The EPA designates January as National Radon Action Month, as radon tends to build up when doors and windows are tightly closed in the middle of winter, making it the best time to test for the most accurate results (see sidebar).

Radon is measured in picocuries per liter, the radioactivity of the air. The EPA recommends mitigation if the level in a home is 4pCi/L or higher.

"People are simply not aware of the presence of radon and its risk," Martha says.

Bill Angell, president of the American Association of Radon Scientists and Technologists, agrees. "It's an easy issue for us to ignore because it's not visible," he says. "After 20 years of the EPA's national radon program, no more than one in four homes has been tested."
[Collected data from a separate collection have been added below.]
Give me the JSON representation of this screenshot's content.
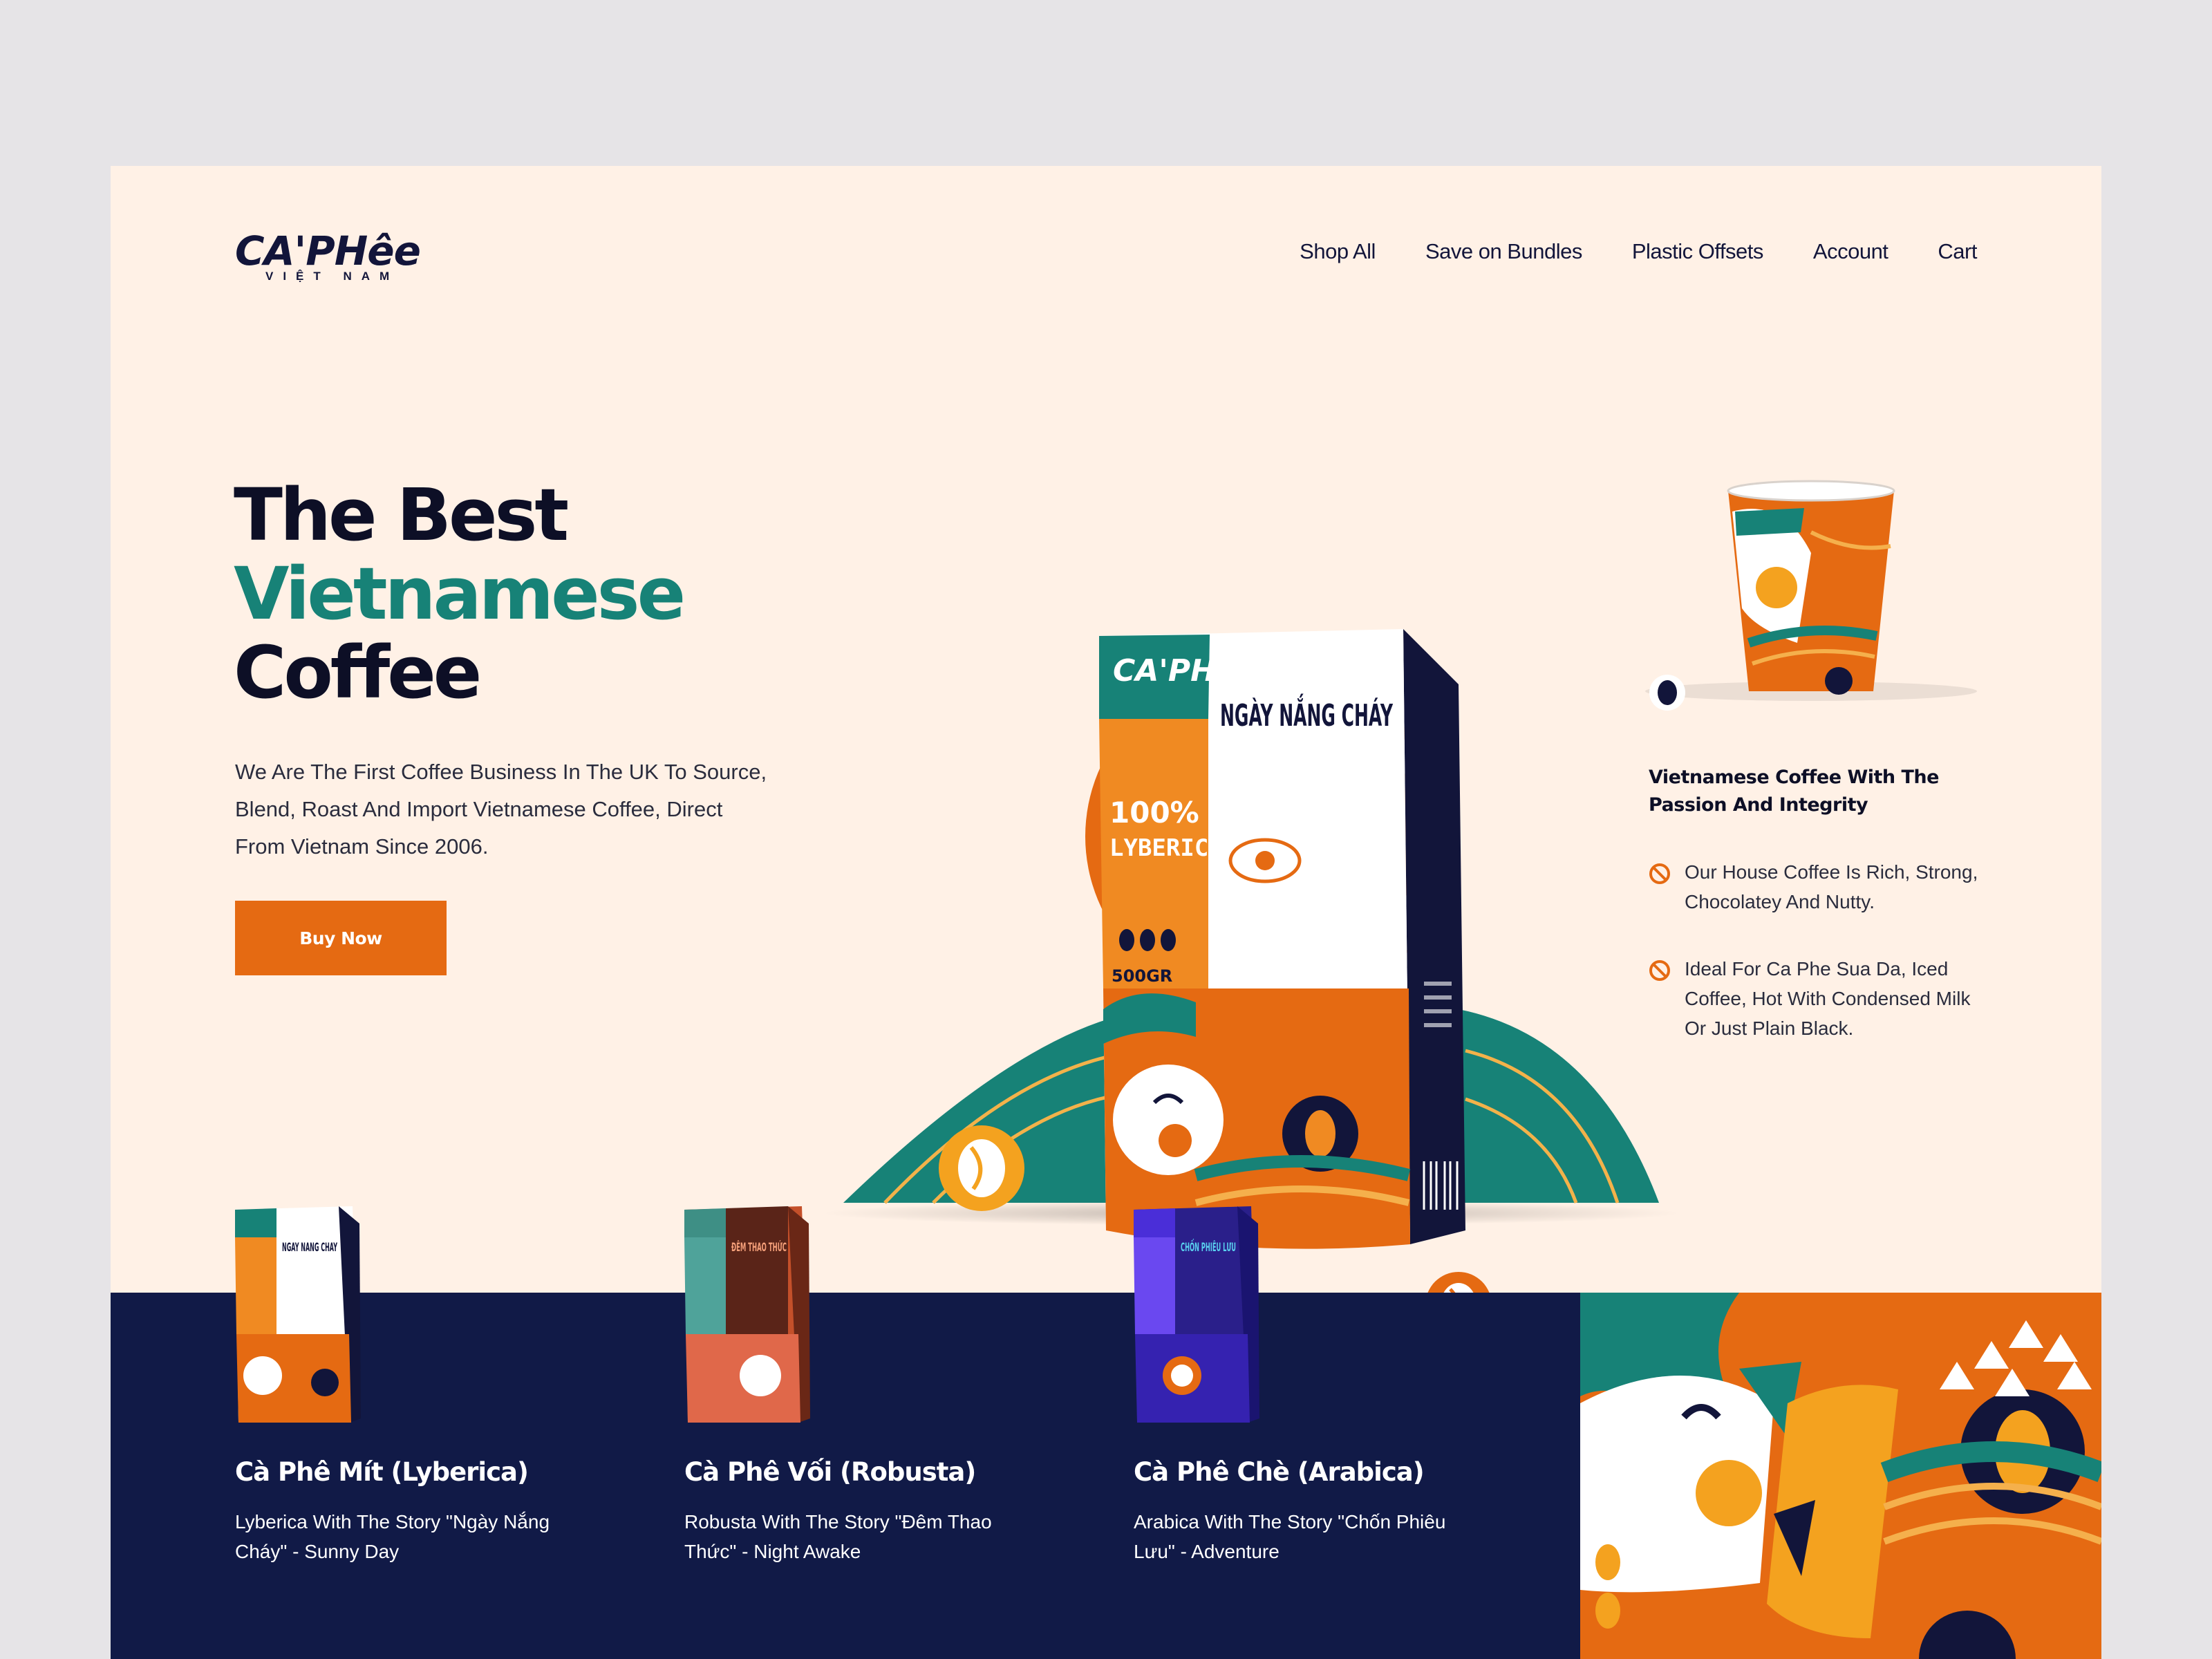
{
  "brand": {
    "name": "CA'PHêe",
    "subtitle": "VIỆT NAM"
  },
  "nav": {
    "items": [
      "Shop All",
      "Save on Bundles",
      "Plastic Offsets",
      "Account",
      "Cart"
    ]
  },
  "hero": {
    "title_line1": "The Best",
    "title_line2": "Vietnamese",
    "title_line3": "Coffee",
    "description": "We Are The First Coffee Business In The UK To Source, Blend, Roast And Import Vietnamese Coffee, Direct From Vietnam Since 2006.",
    "buy_button": "Buy Now"
  },
  "package": {
    "brand": "CA'PHêe",
    "blend_name": "NGÀY NẮNG CHÁY",
    "percent": "100%",
    "bean": "LYBERICA",
    "weight": "500GR"
  },
  "side": {
    "title": "Vietnamese Coffee With The Passion And Integrity",
    "bullets": [
      "Our House Coffee Is Rich, Strong, Chocolatey And Nutty.",
      "Ideal For Ca Phe Sua Da, Iced Coffee, Hot With Condensed Milk Or Just Plain Black."
    ]
  },
  "products": [
    {
      "name": "Cà Phê Mít (Lyberica)",
      "description": "Lyberica With The Story \"Ngày Nắng Cháy\" - Sunny Day",
      "pack_label": "NGAY NANG CHAY",
      "accent": "#178277",
      "body": "#ffffff",
      "side": "#12153a"
    },
    {
      "name": "Cà Phê Vối (Robusta)",
      "description": "Robusta With The Story \"Đêm Thao Thức\" - Night Awake",
      "pack_label": "ĐÊM THAO THỨC",
      "accent": "#3e8f85",
      "body": "#c4502a",
      "side": "#6a2716"
    },
    {
      "name": "Cà Phê Chè (Arabica)",
      "description": "Arabica With The Story \"Chốn Phiêu Lưu\" - Adventure",
      "pack_label": "CHỐN PHIÊU LƯU",
      "accent": "#4a2ed8",
      "body": "#2a1f8a",
      "side": "#1a1470"
    }
  ],
  "colors": {
    "orange": "#e56a12",
    "teal": "#178277",
    "navy": "#111a47",
    "cream": "#fff1e6"
  }
}
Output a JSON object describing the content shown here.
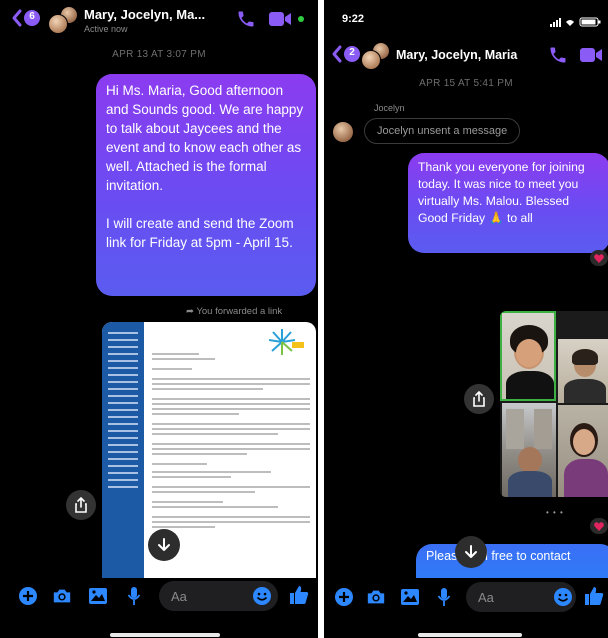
{
  "left": {
    "header": {
      "badge": "6",
      "name": "Mary, Jocelyn, Ma...",
      "status": "Active now"
    },
    "timestamp": "APR 13 AT 3:07 PM",
    "message": {
      "para1": "Hi Ms. Maria, Good afternoon and Sounds good. We are happy to talk about Jaycees and the event and to know each other as well. Attached is the formal invitation.",
      "para2": "I will create and send the Zoom link for Friday at 5pm - April 15."
    },
    "forward_note": "You forwarded a link",
    "composer": {
      "placeholder": "Aa"
    }
  },
  "right": {
    "status_bar": {
      "time": "9:22"
    },
    "header": {
      "badge": "2",
      "name": "Mary, Jocelyn, Maria"
    },
    "timestamp": "APR 15 AT 5:41 PM",
    "sender_label": "Jocelyn",
    "unsent_note": "Jocelyn unsent a message",
    "message": "Thank you everyone for joining today. It was nice to meet you virtually Ms. Malou. Blessed Good Friday 🙏 to all",
    "dots": "• • •",
    "partial_message": "Please feel free to contact",
    "composer": {
      "placeholder": "Aa"
    }
  },
  "colors": {
    "accent": "#8a5cf5",
    "active_dot": "#2ecc40",
    "reaction": "#e0245e"
  }
}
A recent survey of Angie's List members mirrors this startling statistic: only 31 percent have tested for radon. The EPA estimates one in 15 homes, or about 7 percent, has elevated radon levels. However, 29 percent of Angie's List members answering the survey say testing revealed high radon levels.

Radon creeps into homes through cracks and holes in the foundation, floors and walls; drains; sump pumps; loose pipes; and construction joints. Any type of home, regardless of whether it has a basement, crawl space or sits on a concrete slab, is susceptible to radon. The house acts like a vacuum, pulling the inert gas upward from the soil. Therefore, lower levels of homes tend to have higher concentrations of radon than a second or third story.

Andre French of Atlanta had his two-story home tested in 1999 and again in 2001. The first test showed a radon level of 4.2pCi/L in his basement, and the second test produced about the same results; both were clearly over the amount the EPA considers acceptable.

French used to spend a lot of time in his basement, which houses a library, file room and workshop. He now leaves the basement door shut and goes downstairs only when he needs something. "I'd consider fixing it," French says, "but it's pretty low on my list of priorities right now. There's always something to do when you own a home."

The cost of radon mitigation — a process used to reduce radon concentrations — in a single residence normally ranges from $800 to $2,500, the EPA reports, with an average price of $1,200.

Rich Whisler, a licensed mitigation specialist in West Chicago, Ill., believes the EPA should lower the radon level considered acceptable because he says evidence is mounting that 4pCi/L is dangerous. He points out that even at this level, the EPA estimates about seven people in 1,000 are at risk for lung cancer. "How much is OK?" he asks. "We don't know. But getting it below 2pCi/L is not difficult."

Whisler, who owns Accurate Radon, uses active soil depressurization to lower radon levels. He drills a hole in the floor on the lowest level of the home and installs PVC pipe to vent the air/gas up and out past the highest eave. A fan creates suction. "Think of it as a central vacuum system," Whisler says.

Some new homes have radon-resistant features, which include careful sealing and caulking, a gas-permeable layer of gravel on top of the soil covered with plastic sheeting and a vent pipe installed from bottom to top of house.

Using five factors to determine radon potential — indoor radon measurements, geology, aerial radioactivity, soil permeability and foundation type — the EPA created a map of radon zones throughout the country and found greater concentrations of the gas appearing in the northern states. This is due to Ice Age glaciers depositing debris filled with uranium, which produces radon as it decomposes.

Minnesota is currently the only state that requires mitigation in new homes, and Michigan and Washington state have requirements in counties where many homes have elevated levels of radon. Illinois is the only state to require notification that a buyer should test for radon during a residential real estate transaction, although many states suggest it. (To learn more, visit epa.gov/iaq/whereyoulive.html)

"There's nothing worse than people going to sell their house and realizing they've been living with a dangerously high level of radon," Whisler says.

Martha is healthy today, but after her brush with lung cancer, the Swierczewskis hired Whisler to install a mitigation system in their home for $1,180. They say it's a small price to pay for peace of mind.